Background: Chin implants are the most common form of facial augmentation and have the largest selection of styles and sizes of any facial implant. But despite this wide selection there are some patients in which a standard chin implant will not suffice. This is particularly relevant when any degree of vertical lengthening is needed or a very specific chin hape is needed. (e.g., square shape)
A custom chin implant offers the ability to make any desired dimensions and shape the patient desires as long as it does not exceed the coverage capacity of the overlying soft tissue. The critical question is what should those exact implant dimensions be made to achieve the look that the patient desires? The computer can make what it is told…but it has to be told what to make. No software program can make a design knowing the exact patient external look it will create.
Until there is computer software that can transfer any custom implant design to what it will actually like on the patient’s external appearance, the best that can be done is to ‘guess’ as to what the effect will be. Experience helps in this guessing but there remains currently no precise translation of implant design to the external change in facial appearance.
Case Study: This young male desired a chin shape change that, while not large, had very specific dimensional changes. He did his own computer imaging of his pictures and had them blown up to life size pictures. I then cut out his face on the pictures and overlaid tea on paper and traced out the before and after outlines on both the front and side views.

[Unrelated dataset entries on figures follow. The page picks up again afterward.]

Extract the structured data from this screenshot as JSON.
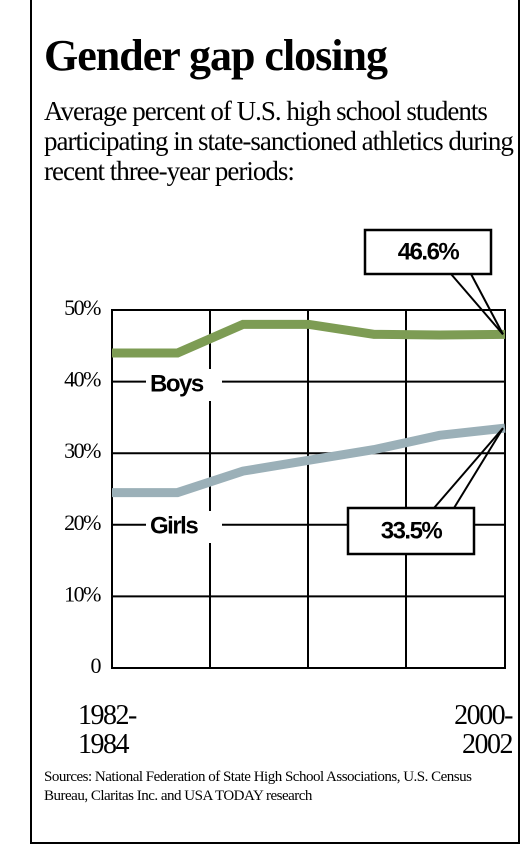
{
  "chart_data": {
    "type": "line",
    "title": "Gender gap closing",
    "subtitle": "Average percent of U.S. high school students participating in state-sanctioned athletics during recent three-year periods:",
    "source": "Sources: National Federation of State High School Associations, U.S. Census Bureau, Claritas Inc. and USA TODAY research",
    "categories": [
      "1982-1984",
      null,
      null,
      null,
      null,
      null,
      "2000-2002"
    ],
    "series": [
      {
        "name": "Boys",
        "color": "#7d9c54",
        "values": [
          44,
          44,
          48,
          48,
          46.6,
          46.5,
          46.6
        ],
        "value_labels": [
          null,
          null,
          null,
          null,
          null,
          null,
          "46.6%"
        ]
      },
      {
        "name": "Girls",
        "color": "#9bb0b8",
        "values": [
          24.5,
          24.5,
          27.5,
          29,
          30.5,
          32.5,
          33.5
        ],
        "value_labels": [
          null,
          null,
          null,
          null,
          null,
          null,
          "33.5%"
        ]
      }
    ],
    "ylim": [
      0,
      50
    ],
    "yticks": [
      0,
      {
        "value": 10,
        "label": "10%"
      },
      {
        "value": 20,
        "label": "20%"
      },
      {
        "value": 30,
        "label": "30%"
      },
      {
        "value": 40,
        "label": "40%"
      },
      {
        "value": 50,
        "label": "50%"
      }
    ],
    "grid": true
  }
}
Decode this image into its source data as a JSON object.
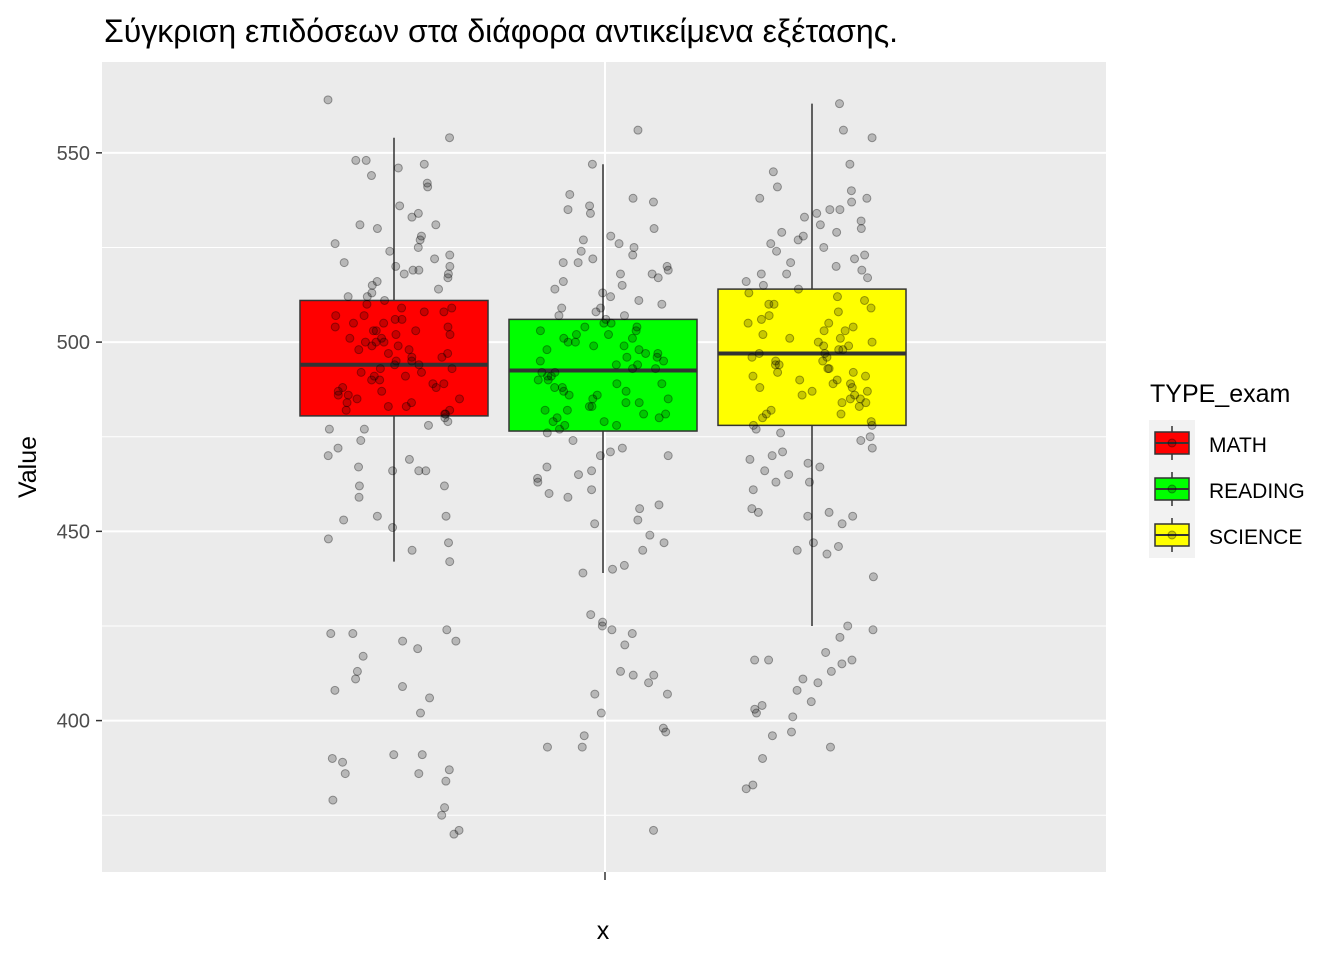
{
  "chart_data": {
    "type": "boxplot",
    "title": "Σύγκριση επιδόσεων στα διάφορα αντικείμενα εξέτασης.",
    "xlabel": "x",
    "ylabel": "Value",
    "ylim": [
      360,
      574
    ],
    "y_ticks": [
      400,
      450,
      500,
      550
    ],
    "y_tick_labels": [
      "400",
      "450",
      "500",
      "550"
    ],
    "grid": true,
    "legend": {
      "title": "TYPE_exam",
      "placement": "right"
    },
    "series": [
      {
        "name": "MATH",
        "color": "#ff0000",
        "q1": 480.5,
        "median": 494.0,
        "q3": 511.0,
        "whisker_low": 442.0,
        "whisker_high": 554.0,
        "points": [
          564,
          554,
          548,
          548,
          547,
          546,
          544,
          542,
          541,
          536,
          534,
          533,
          531,
          531,
          530,
          528,
          527,
          526,
          525,
          524,
          523,
          522,
          521,
          520,
          520,
          519,
          519,
          518,
          518,
          517,
          516,
          515,
          514,
          513,
          512,
          512,
          511,
          510,
          509,
          509,
          508,
          508,
          507,
          507,
          506,
          506,
          505,
          505,
          504,
          504,
          503,
          503,
          503,
          502,
          502,
          501,
          501,
          500,
          500,
          500,
          499,
          499,
          498,
          498,
          497,
          497,
          496,
          496,
          495,
          495,
          494,
          494,
          493,
          493,
          492,
          492,
          491,
          491,
          490,
          490,
          489,
          489,
          488,
          488,
          487,
          487,
          486,
          486,
          485,
          485,
          484,
          484,
          483,
          483,
          482,
          482,
          481,
          481,
          480,
          479,
          478,
          477,
          477,
          474,
          472,
          470,
          469,
          467,
          466,
          466,
          466,
          462,
          462,
          459,
          454,
          454,
          453,
          451,
          448,
          447,
          445,
          442,
          423,
          424,
          423,
          421,
          421,
          419,
          417,
          413,
          411,
          409,
          408,
          406,
          402,
          391,
          391,
          390,
          389,
          387,
          386,
          386,
          384,
          379,
          377,
          375,
          371,
          370
        ]
      },
      {
        "name": "READING",
        "color": "#00ff00",
        "q1": 476.5,
        "median": 492.5,
        "q3": 506.0,
        "whisker_low": 439.0,
        "whisker_high": 547.0,
        "points": [
          556,
          547,
          539,
          538,
          537,
          536,
          535,
          534,
          530,
          528,
          527,
          526,
          525,
          524,
          523,
          522,
          521,
          521,
          520,
          519,
          518,
          518,
          517,
          516,
          515,
          514,
          513,
          512,
          511,
          510,
          509,
          509,
          508,
          507,
          507,
          506,
          505,
          505,
          504,
          504,
          503,
          503,
          502,
          502,
          501,
          501,
          500,
          500,
          499,
          499,
          498,
          498,
          497,
          497,
          496,
          496,
          495,
          495,
          494,
          494,
          493,
          493,
          492,
          492,
          491,
          491,
          490,
          490,
          489,
          489,
          488,
          488,
          487,
          487,
          486,
          486,
          485,
          485,
          484,
          484,
          483,
          483,
          482,
          482,
          481,
          481,
          480,
          480,
          479,
          479,
          478,
          478,
          477,
          476,
          474,
          472,
          471,
          470,
          470,
          467,
          466,
          465,
          464,
          463,
          461,
          460,
          459,
          457,
          456,
          453,
          452,
          449,
          447,
          445,
          441,
          440,
          439,
          428,
          426,
          425,
          424,
          423,
          420,
          413,
          412,
          412,
          410,
          407,
          407,
          402,
          398,
          397,
          396,
          393,
          393,
          371
        ]
      },
      {
        "name": "SCIENCE",
        "color": "#ffff00",
        "q1": 478.0,
        "median": 497.0,
        "q3": 514.0,
        "whisker_low": 425.0,
        "whisker_high": 563.0,
        "points": [
          563,
          556,
          554,
          547,
          545,
          541,
          540,
          538,
          538,
          537,
          535,
          535,
          534,
          533,
          532,
          531,
          530,
          529,
          529,
          528,
          527,
          526,
          525,
          524,
          523,
          522,
          521,
          520,
          519,
          518,
          518,
          517,
          516,
          515,
          514,
          513,
          512,
          511,
          510,
          510,
          509,
          508,
          507,
          506,
          505,
          505,
          504,
          503,
          503,
          502,
          501,
          501,
          500,
          500,
          499,
          499,
          498,
          498,
          497,
          497,
          496,
          496,
          495,
          495,
          494,
          494,
          493,
          493,
          492,
          492,
          491,
          491,
          490,
          490,
          489,
          489,
          488,
          488,
          487,
          487,
          486,
          486,
          485,
          485,
          484,
          484,
          483,
          482,
          481,
          481,
          480,
          479,
          478,
          478,
          477,
          476,
          475,
          474,
          472,
          471,
          470,
          469,
          468,
          467,
          466,
          465,
          463,
          463,
          461,
          456,
          455,
          455,
          454,
          454,
          452,
          447,
          446,
          445,
          444,
          438,
          425,
          424,
          422,
          418,
          416,
          416,
          416,
          415,
          413,
          411,
          410,
          408,
          405,
          404,
          403,
          402,
          401,
          397,
          396,
          393,
          390,
          383,
          382
        ]
      }
    ]
  }
}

From these tracings the exact chin dimensions and shape are determined. Such measurements were transferred to the implant design process to come up with the custom chin implant design.
Under general anesthesia and through a submental skin incision the custom chin implant was placed in a suboeriosteal designed pocket. The implant was centered and secured with two screws.
The custom facial implant design process has no exact method to know what the correlation between the implant design and the change in desired external facial appearance. This ‘old school’ method of pictures and hand drawings still works well for edge structures like the chin in determine the exact implant dimensions needed.
Highlights:
1) A custom chin implant is needed when standard chin implants can not achieve the dimensions needed, particularly that of vertical lengthening.
2) One method of creating the desired chin shape change is to take measurements from life size before and after morphed pictures.
3) The computer design process for the custom implant then uses the measurements of the cut out chin implant morph from the pictures.